Arkansas governor creates Office of Transformation, appoints chief transformation officer

As the state loses its chief technology officer, a new role and office emerge.

Following the recent departure of the state’s chief technology officer, Arkansas Gov. Asa Hutchinson announced Monday the creation of an Office of Transformation and a new officer role to run it.

Hutchinson appointed Amy Fecher as chief transformation officer, who will run the new office and report to the governor. Her mandate is to “prioritize efficiencies,” and she is charged with creation of a statewide strategic plan, centralization of state services and encouragement of citizen engagement.

Fecher serves as executive vice president of operations for the Arkansas Economic Development Commission (AEDC) and is the governor’s designee on the Delta Regional Authority — responsibilities she will retain through her new designation.
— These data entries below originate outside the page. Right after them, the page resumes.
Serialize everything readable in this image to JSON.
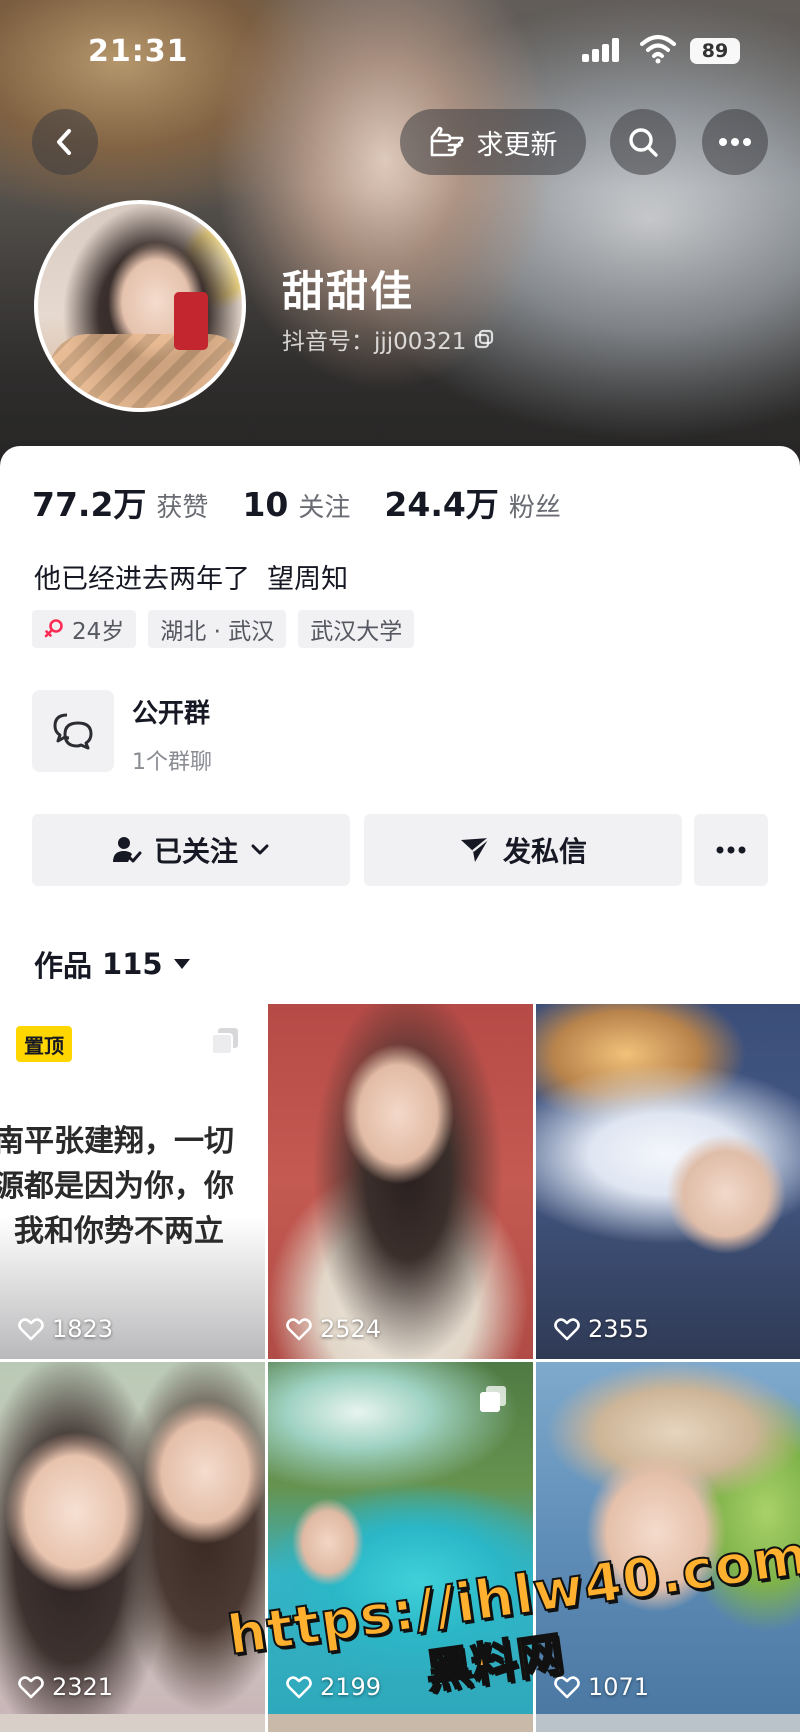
{
  "status_bar": {
    "time": "21:31",
    "battery": "89"
  },
  "header": {
    "request_update_label": "求更新",
    "nickname": "甜甜佳",
    "douyin_id": "抖音号：jjj00321"
  },
  "stats": [
    {
      "value": "77.2万",
      "label": "获赞"
    },
    {
      "value": "10",
      "label": "关注"
    },
    {
      "value": "24.4万",
      "label": "粉丝"
    }
  ],
  "bio": "他已经进去两年了  望周知",
  "tags": {
    "age": "24岁",
    "location": "湖北 · 武汉",
    "school": "武汉大学"
  },
  "group": {
    "title": "公开群",
    "subtitle": "1个群聊"
  },
  "actions": {
    "following_label": "已关注",
    "message_label": "发私信"
  },
  "works": {
    "label": "作品",
    "count": "115"
  },
  "posts": [
    {
      "likes": "1823",
      "pinned_label": "置顶",
      "text_lines": [
        "南平张建翔，一切",
        "源都是因为你，你",
        "我和你势不两立"
      ]
    },
    {
      "likes": "2524"
    },
    {
      "likes": "2355"
    },
    {
      "likes": "2321"
    },
    {
      "likes": "2199"
    },
    {
      "likes": "1071"
    }
  ],
  "watermark": {
    "url": "https://ihlw40.com",
    "name": "黑料网"
  },
  "colors": {
    "pin_badge": "#ffd600",
    "gender_female": "#fe2c55",
    "watermark": "#ffb02e"
  }
}
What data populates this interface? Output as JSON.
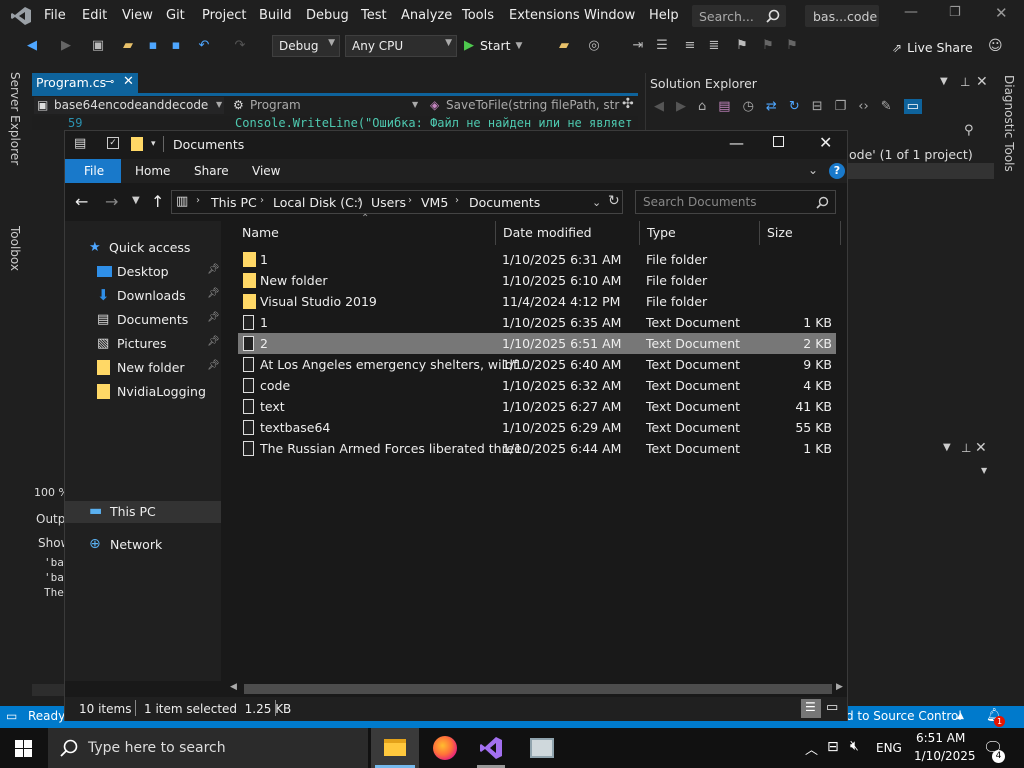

For reasons not yet public, former Chief Technology Officer Mark Myers was asked by the governor to resign late November. Department of Information Systems (DIS) deputy director Yessica Jones is serving as Myers’ replacement in the interim. Fecher will not replace the CTO role, she told StateScoop, but will work closely with whoever ends up in that position.


“One of the things a lot of people have said in comments on the articles and blogs is, ‘You’re creating bureaucracy to get rid of bureaucracy,’ but the governor’s really not,” Fecher said. “I’m taking this on as an additional role … with no added salary. I thought that was a very strong sign the governor supports leading in efficiencies from the top down.”

Beyond pursuing the governor’s priorities of consolidation and increasing citizen usage of digital services, Fecher will help create a strategic plan that spans state government. Outside of budgeting, Arkansas does not have a strategic plan for each state agency, Fecher said.

A report by conservative think tank Arkansas Policy Foundation called the Efficiency Project will serve as the foundation of Fecher’s continued search for ways to lower the operating cost of government, she said.

“They went in and studied 20 of the larger state agencies in state government and they made some recommendations, so I will start diving deeper into a lot of those recommendations and will consider implementing them,” she said.

Arkansas’ announcement follows a similar one in November when the Colorado Governor’s Office of Information Technology (OIT) appointed Brandon Williams as the state’s first digital transformation officer.


Editor’s Note: This article was updated shortly after original publication to include comments from Amy Fecher.